Study warns of new online threats
Irish businesses are facing new security threats from malicious users as denial of service attacks and “ransomware” become more common, new research said.
The threats were revealed in a report released ahead of an annual conference on cybercrime held in Dublin today by the Irish Reporting & Information Security Service (IRISSCERT).
The report revealed that although the number of attacks had fallen overall, there was a significant change in the type of threats facing Irish businesses.
“We still have the traditional threats of computer virus infections, security breaches, website defacements and hijacking to host malware or phishing sites,” head of IRISSCERT Brian Honan said.
“However, this year we are seeing a trend in the use of Denial of Service attacks against organisations. Some of these attacks can be attributed to hacktivist activity, but for others the motive is not so clear and could be criminal elements looking to extort businesses.”
Ransomware is where a company’s systems are infected with malicious software, encrypting the data on the server and affecting a company’s back-ups.

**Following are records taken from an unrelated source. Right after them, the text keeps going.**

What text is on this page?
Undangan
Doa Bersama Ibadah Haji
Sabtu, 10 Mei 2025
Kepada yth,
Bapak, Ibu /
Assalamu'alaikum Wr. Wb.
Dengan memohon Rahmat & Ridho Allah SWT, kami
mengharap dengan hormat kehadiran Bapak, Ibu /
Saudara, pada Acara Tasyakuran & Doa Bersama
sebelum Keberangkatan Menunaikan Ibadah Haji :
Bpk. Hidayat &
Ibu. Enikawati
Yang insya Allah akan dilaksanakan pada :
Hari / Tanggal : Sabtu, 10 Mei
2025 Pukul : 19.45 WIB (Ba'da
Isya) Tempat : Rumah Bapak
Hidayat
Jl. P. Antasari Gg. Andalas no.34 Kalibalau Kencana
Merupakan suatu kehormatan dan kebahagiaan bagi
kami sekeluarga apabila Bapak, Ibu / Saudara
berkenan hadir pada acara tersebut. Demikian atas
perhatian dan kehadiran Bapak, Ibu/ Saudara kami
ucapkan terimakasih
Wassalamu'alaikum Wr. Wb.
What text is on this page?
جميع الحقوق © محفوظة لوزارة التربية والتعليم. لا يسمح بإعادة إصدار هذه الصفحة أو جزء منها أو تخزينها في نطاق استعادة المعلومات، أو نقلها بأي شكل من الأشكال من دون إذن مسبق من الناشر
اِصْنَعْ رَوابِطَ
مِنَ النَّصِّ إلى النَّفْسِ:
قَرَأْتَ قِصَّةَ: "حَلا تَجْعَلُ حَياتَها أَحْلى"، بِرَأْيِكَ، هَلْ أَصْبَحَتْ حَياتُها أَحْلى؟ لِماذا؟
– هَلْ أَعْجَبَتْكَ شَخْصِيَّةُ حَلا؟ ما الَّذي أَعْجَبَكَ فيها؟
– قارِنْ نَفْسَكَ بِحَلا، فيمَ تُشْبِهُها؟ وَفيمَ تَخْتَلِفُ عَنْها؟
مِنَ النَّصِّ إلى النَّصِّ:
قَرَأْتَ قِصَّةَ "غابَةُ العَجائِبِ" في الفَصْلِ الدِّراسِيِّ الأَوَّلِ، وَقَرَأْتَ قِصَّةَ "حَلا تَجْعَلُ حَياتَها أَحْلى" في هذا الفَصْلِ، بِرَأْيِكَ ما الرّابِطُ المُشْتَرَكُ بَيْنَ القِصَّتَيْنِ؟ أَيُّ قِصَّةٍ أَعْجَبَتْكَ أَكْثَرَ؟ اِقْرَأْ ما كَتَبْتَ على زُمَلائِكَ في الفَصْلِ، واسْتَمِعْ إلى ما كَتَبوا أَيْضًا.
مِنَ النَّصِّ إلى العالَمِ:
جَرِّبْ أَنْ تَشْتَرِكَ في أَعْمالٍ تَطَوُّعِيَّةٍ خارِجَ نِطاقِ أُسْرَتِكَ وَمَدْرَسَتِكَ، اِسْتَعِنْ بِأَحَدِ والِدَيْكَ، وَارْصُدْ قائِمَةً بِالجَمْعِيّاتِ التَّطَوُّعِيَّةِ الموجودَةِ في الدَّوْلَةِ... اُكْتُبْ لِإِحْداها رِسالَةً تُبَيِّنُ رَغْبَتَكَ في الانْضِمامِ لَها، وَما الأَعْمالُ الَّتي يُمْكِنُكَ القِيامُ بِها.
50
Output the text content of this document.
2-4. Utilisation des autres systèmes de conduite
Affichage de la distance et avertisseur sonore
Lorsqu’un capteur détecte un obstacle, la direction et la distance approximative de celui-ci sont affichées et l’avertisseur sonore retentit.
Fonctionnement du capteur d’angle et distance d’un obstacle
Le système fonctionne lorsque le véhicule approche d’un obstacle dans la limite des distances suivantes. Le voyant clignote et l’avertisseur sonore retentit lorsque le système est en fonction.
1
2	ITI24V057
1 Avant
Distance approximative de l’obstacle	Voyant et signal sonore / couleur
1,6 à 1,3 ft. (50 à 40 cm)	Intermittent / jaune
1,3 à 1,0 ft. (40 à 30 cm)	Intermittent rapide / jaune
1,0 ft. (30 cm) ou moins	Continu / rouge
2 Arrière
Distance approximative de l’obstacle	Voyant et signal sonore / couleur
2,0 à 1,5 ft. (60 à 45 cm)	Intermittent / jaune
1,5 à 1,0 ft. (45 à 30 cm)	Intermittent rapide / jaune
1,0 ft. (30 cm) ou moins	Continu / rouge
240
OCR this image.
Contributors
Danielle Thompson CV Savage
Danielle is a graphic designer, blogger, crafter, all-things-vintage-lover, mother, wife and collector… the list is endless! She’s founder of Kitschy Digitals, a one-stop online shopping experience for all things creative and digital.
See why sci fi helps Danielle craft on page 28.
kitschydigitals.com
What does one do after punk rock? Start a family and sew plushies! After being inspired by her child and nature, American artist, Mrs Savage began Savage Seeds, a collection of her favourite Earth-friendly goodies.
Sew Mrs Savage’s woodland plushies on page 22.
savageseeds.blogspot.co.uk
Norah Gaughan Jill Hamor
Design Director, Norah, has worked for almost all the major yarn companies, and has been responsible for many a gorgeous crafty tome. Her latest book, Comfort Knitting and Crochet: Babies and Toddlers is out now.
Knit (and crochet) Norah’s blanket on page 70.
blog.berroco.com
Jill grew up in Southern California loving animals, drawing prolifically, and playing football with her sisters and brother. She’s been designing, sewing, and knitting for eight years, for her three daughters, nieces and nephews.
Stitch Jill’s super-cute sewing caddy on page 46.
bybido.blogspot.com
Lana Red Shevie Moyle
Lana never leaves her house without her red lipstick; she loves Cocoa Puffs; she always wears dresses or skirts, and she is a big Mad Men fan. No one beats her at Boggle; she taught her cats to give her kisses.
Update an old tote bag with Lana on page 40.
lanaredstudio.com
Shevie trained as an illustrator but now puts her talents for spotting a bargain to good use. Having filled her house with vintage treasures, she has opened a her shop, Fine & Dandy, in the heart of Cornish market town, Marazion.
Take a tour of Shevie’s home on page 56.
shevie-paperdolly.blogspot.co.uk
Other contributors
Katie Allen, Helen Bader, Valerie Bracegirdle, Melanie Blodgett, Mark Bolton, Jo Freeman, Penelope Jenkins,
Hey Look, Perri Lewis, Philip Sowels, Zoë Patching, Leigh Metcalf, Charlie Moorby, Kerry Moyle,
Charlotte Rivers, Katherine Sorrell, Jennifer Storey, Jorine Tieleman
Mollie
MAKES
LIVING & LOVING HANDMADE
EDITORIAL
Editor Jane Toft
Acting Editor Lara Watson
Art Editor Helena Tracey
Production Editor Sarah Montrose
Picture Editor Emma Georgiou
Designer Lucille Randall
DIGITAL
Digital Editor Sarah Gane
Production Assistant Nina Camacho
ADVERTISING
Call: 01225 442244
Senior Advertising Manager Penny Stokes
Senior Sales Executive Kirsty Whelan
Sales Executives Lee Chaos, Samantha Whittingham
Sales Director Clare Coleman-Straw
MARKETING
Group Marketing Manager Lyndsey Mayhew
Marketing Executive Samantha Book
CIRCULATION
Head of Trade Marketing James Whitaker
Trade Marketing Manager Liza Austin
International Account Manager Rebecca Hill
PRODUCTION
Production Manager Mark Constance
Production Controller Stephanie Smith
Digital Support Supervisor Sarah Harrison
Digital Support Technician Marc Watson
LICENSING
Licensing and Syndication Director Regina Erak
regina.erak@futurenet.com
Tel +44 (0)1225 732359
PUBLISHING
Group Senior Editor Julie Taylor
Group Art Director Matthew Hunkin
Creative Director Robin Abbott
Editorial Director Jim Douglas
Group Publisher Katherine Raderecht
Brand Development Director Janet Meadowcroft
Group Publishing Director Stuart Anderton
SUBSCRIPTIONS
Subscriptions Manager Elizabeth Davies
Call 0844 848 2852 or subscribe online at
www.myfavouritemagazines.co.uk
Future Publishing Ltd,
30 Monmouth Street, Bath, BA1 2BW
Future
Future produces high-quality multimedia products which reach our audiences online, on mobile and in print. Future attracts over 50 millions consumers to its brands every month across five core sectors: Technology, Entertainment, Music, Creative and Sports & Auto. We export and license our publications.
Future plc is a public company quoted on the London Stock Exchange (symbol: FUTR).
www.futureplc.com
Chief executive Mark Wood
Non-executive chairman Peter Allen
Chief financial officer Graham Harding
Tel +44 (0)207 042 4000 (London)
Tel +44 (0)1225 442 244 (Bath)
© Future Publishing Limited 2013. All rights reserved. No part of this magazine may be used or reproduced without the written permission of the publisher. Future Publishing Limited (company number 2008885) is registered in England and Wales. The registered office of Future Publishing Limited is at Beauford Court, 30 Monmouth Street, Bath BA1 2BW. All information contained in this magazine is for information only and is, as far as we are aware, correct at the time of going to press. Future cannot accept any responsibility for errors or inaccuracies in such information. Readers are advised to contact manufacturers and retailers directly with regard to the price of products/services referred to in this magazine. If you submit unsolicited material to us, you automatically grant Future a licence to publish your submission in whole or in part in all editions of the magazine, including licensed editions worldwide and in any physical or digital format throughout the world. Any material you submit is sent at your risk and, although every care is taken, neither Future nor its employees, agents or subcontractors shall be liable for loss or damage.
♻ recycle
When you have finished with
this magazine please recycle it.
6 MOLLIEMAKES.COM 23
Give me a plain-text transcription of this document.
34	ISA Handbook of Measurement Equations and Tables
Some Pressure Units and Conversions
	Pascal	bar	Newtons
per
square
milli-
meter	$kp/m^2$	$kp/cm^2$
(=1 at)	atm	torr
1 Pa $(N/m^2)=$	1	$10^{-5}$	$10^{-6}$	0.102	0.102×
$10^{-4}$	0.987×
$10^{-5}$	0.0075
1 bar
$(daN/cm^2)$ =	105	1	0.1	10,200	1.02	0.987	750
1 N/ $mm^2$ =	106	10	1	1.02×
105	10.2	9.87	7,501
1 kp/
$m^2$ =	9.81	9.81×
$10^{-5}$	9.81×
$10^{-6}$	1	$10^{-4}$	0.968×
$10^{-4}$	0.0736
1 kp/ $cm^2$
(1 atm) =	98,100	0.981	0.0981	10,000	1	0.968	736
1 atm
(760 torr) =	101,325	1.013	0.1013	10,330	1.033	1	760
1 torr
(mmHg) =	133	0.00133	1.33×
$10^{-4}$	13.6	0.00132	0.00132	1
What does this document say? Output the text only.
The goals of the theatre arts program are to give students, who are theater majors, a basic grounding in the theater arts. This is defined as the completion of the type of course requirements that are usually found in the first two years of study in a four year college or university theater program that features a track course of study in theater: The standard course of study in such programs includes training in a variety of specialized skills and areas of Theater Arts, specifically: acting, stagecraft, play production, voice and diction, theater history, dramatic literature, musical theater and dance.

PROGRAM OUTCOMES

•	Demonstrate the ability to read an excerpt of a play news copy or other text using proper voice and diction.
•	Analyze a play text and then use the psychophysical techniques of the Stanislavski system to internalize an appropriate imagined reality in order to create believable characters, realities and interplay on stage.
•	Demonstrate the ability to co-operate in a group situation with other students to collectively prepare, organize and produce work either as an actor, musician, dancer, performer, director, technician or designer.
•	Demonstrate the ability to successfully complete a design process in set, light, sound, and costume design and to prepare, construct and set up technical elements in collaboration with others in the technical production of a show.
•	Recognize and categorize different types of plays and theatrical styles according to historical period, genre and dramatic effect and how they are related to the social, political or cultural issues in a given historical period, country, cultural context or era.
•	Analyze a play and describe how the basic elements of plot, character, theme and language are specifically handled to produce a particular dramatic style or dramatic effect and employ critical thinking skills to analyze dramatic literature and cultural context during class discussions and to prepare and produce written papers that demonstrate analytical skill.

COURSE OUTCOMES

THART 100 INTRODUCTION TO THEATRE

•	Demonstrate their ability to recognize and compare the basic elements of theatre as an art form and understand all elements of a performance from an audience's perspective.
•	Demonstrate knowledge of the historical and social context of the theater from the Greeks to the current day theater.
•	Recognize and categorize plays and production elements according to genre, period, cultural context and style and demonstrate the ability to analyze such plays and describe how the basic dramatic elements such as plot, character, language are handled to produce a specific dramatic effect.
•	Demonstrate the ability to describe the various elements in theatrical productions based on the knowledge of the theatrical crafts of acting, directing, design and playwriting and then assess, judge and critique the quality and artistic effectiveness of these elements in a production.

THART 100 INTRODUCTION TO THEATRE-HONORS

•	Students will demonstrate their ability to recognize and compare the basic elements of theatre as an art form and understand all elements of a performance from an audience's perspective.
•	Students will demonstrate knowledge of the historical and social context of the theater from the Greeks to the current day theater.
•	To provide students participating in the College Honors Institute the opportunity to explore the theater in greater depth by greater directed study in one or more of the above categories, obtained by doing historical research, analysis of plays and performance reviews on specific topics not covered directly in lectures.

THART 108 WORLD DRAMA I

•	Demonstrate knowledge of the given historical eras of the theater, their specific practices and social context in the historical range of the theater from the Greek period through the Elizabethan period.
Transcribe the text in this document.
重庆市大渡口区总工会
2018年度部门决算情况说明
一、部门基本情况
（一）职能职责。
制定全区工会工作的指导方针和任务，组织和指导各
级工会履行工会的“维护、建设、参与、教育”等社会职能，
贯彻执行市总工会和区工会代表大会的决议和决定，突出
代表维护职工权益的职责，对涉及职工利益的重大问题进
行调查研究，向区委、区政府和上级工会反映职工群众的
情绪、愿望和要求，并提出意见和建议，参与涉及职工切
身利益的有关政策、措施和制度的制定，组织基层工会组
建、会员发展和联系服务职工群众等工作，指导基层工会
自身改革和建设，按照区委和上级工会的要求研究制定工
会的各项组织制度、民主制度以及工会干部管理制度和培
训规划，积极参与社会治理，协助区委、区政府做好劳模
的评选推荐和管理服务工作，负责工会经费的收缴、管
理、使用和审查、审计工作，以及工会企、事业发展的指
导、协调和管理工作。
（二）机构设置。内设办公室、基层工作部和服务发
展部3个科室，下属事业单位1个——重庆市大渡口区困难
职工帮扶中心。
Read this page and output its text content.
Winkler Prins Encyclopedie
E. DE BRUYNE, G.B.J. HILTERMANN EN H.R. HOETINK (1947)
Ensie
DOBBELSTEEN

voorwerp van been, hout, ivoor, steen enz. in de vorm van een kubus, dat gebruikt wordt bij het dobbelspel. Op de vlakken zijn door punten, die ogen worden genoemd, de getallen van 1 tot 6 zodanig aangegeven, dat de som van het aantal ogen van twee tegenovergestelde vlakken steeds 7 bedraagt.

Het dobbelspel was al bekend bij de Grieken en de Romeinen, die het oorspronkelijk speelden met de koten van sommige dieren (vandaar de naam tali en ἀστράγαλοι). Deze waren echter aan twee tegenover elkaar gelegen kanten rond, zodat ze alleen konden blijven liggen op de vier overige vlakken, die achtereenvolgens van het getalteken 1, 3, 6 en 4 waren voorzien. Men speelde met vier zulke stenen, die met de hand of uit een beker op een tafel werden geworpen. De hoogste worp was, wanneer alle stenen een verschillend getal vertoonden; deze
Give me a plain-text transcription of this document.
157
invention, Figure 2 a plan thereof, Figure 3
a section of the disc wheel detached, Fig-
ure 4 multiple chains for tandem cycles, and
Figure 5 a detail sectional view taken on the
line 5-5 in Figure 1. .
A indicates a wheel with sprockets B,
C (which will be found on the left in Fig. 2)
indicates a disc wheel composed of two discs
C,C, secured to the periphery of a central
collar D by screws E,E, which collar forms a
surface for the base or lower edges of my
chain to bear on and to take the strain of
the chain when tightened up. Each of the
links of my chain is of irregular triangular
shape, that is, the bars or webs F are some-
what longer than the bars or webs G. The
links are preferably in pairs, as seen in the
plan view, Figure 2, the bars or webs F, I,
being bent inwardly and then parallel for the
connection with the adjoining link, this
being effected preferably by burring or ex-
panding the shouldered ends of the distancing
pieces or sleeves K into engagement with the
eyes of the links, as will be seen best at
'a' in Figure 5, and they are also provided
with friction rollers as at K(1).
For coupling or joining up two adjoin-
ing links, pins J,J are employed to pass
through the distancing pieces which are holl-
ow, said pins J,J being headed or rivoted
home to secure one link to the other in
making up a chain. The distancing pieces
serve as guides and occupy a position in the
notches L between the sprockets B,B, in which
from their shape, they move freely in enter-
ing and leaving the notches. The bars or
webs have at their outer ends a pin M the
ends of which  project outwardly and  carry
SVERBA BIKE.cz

To recover the data, victims are told they must pay, with some amounts demanded as high as €3,000, or else the data will be deleted or left encrypted.
Mr Honan said these type of attacks were being targeted at SMEs in particular, as many lack the expertise to deal with the threat.The study revealed six separate incidents of companies being targeted in this way.
Mr Honan said in total, there were 429 incidents reported to IRISSCERT in 2012, slightly lower than the 441 for the same period last year.
Denial of service attacks have risen two-fold.
Phishing, where users are fooled by into handing over sensitive details such as passwords, remains the main form of attack, with websites being hijacked to host phishing sites to target customers of financial institutions. There were 315 attacks reported to IRISSCERT in 2012, down almost a quarter on last year.
This year’s conference, which was held in the Clyde Court Hotel, is also being used by companies to recruit experts in the security industry, with a shortage of skills in the area.
Separately, the EU security agency ENISA is publishing a report on 30 different digital traps, or “honeypots”, that can lure attackers and help detect online attacks.
The honeypots mimic real computer systems, applications and data, and are monitored for malicious activity. The study looks at 30 of the traps across a number of different categories, and evaluates their shortcomings, deployment barriers and their future.
“Honeypots offer a powerful tool for CERTs (computer emergency response teams) to gather threat intelligence without any impact on the production infrastructure,” said executive director of ENISA Professor Udo Helmbrecht.
“Correctly deployed, honeypots offer considerable benefits for CERTs; malicious activity in a CERT’s constituency can be tracked to provide early warning of malware infections, new exploits, vulnerabilities and malware behaviour, as well as give an opportunity to learn about attacker tactics.